Nas minhas Funções Parlamentares voltei entre 10 e 15 de Junho a
África, mais propriamente à Namíbia, para participar em Windhoek na 31ª
Assembleia Parlamentar entre a União Europeia e os Países ACP (África, Caraíbas
e Pacífico). A vida profissional e política tem-me permitido voltar a África
com alguma regularidade. Em boa verdade, às diversas “áfricas”, com
caraterísticas regionais bem diferenciadas, que constituem o grande continente
africano.
O mosaico africano é hoje uma terra
paradoxal. O continente do futuro segundo muitos, mas ao mesmo tempo um
continente amarrado pela ganância global pela exploração dos seus recursos e
pelas fragilidades locais na defesa desses recursos.

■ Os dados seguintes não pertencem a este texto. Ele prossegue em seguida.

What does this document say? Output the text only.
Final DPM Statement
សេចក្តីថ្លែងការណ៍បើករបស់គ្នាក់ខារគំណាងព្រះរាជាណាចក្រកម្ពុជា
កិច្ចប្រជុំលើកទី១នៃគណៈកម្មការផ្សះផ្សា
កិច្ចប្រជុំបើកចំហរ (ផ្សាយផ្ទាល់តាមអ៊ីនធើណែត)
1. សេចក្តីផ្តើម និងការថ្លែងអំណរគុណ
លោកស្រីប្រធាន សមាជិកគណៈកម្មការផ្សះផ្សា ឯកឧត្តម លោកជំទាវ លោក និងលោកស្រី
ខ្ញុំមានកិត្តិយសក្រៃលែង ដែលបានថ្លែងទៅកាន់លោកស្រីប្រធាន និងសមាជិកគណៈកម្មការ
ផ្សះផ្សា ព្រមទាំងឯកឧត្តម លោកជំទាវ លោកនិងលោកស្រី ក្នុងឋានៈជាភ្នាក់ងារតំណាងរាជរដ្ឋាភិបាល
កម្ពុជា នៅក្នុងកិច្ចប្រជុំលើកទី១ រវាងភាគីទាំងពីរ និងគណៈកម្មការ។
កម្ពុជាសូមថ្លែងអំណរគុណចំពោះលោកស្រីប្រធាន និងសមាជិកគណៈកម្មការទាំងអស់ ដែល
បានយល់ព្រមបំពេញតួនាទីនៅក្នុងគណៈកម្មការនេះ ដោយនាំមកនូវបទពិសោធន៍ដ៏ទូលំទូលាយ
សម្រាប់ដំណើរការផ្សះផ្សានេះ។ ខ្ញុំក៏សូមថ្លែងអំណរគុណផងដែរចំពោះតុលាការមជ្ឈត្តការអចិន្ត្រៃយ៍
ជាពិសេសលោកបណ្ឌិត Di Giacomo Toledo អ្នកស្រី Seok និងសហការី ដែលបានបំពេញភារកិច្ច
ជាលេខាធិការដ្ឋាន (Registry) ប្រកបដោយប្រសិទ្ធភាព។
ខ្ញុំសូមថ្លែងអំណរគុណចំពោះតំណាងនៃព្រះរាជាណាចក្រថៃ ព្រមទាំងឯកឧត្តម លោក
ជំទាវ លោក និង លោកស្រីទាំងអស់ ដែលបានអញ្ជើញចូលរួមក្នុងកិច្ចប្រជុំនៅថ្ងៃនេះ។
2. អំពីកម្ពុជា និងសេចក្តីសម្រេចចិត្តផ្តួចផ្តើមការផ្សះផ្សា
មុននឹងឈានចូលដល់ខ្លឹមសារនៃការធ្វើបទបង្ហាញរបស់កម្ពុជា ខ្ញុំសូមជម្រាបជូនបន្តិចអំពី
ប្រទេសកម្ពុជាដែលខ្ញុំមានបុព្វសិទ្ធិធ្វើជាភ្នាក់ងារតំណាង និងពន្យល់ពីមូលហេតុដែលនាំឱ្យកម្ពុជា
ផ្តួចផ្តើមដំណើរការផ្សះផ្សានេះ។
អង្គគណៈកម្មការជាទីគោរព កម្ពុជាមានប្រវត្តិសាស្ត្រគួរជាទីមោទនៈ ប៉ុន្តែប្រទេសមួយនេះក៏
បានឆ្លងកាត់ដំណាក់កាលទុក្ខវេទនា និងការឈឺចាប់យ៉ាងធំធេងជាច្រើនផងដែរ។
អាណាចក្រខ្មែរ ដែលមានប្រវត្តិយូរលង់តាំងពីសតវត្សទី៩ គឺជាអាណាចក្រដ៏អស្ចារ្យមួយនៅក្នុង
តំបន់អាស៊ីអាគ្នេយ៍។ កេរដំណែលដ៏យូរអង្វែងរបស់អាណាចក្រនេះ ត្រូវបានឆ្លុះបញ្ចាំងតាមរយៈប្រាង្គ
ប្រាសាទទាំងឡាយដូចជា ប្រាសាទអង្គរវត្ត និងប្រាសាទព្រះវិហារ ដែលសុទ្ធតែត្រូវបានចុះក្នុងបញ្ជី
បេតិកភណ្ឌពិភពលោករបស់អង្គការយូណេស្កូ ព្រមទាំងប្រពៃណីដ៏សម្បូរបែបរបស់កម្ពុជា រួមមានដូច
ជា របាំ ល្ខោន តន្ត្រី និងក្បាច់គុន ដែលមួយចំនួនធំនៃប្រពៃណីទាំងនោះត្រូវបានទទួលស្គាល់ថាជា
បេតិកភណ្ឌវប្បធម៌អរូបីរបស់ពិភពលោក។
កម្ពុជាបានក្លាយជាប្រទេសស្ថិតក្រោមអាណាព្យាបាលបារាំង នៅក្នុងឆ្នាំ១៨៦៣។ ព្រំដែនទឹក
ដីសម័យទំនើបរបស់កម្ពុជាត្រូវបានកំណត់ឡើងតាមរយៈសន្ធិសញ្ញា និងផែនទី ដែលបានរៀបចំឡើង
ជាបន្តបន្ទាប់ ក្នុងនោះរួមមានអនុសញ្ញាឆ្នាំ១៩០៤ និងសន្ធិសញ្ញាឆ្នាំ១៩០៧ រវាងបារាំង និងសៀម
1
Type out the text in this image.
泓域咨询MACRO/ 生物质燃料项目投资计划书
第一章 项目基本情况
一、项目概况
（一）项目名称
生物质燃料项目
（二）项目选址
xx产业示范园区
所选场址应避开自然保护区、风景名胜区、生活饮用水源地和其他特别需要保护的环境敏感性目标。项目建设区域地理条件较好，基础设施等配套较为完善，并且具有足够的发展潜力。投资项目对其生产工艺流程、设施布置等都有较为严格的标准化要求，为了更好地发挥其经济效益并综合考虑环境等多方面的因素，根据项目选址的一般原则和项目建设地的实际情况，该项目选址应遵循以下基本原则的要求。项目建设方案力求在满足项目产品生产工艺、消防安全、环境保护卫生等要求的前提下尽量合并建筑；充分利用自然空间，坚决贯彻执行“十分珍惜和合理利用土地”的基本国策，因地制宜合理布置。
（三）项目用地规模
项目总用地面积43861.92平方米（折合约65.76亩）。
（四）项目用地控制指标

Os debates principais ocorridos na Assembleia de Windhoek refletiram
bem os principais paradoxos que afligem hoje o continente. As migrações
forçadas pela guerra ou pelas mudanças climáticas. A tendência para a
perpetuação dos altos dirigentes no poder, alterando em muitos casos os limites
constitucionais dos mandatos. A fragilidade das sociedades civis que impede uma
governação mais participativa. A falta de qualificação da maioria da população e
a extrema desigualdade entre os ricos e os pobres no acesso aos bens
necessários a uma vida digna. A dependência extrema das economias em relação à
exportação de matérias-primas num processo controlado por empresas
multinacionais.
No contexto da participação nos trabalhos da Assembleia, pude realizar
duas visitas a projetos apoiados pela União Europeia, cujo contraste ilustra
bem a realidade paradoxal que referi antes, mesmo sendo a Namíbia um dos países
com melhores indicadores de desenvolvimento em todo o Continente.

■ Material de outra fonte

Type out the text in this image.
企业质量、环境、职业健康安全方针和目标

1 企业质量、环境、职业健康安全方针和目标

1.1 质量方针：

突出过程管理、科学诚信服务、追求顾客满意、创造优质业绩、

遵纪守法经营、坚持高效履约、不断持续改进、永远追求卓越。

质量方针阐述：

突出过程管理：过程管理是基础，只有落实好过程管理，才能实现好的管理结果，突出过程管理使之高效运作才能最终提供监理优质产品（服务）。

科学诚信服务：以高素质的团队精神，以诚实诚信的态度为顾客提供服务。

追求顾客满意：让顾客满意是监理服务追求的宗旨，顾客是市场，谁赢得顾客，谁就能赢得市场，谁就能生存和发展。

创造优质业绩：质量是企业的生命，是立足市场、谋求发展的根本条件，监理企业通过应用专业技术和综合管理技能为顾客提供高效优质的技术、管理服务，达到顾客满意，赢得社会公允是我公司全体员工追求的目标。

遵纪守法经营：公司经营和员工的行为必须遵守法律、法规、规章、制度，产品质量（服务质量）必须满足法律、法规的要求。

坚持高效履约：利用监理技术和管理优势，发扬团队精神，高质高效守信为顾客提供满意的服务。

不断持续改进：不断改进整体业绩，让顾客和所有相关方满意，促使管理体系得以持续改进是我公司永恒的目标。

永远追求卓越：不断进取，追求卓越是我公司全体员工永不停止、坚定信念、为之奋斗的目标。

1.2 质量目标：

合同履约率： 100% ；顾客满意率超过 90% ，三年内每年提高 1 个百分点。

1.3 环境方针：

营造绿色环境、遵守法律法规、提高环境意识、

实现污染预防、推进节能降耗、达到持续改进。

Na Universidade de Ciências e Tecnologias da Namíbia assisti ao
despontar de interessantes projetos de adaptação das energias renováveis à
realidade africana, que podem permitir levar energia a populações dispersas e
melhorar a qualidade de vida de milhões de pessoas. Na clinica de Okuryangava verifiquei como 3 médicos com recursos mínimos procuravam responder
à má nutrição infantil que atinge um quarto das crianças e ao desespero de
milhares de mães sem recursos para alimentar os seus filhos, com a agravante de
muitas delas portadoras do Vírus da Sida.
Quer na Universidade quer na Clínica, no meio da esperança ou da
adversidade, encontrei sempre olhares profundos e densos, projetados na lonjura
e agarrados ao momento. Olhares paradoxais, mas cheios de luz. África “Minha”.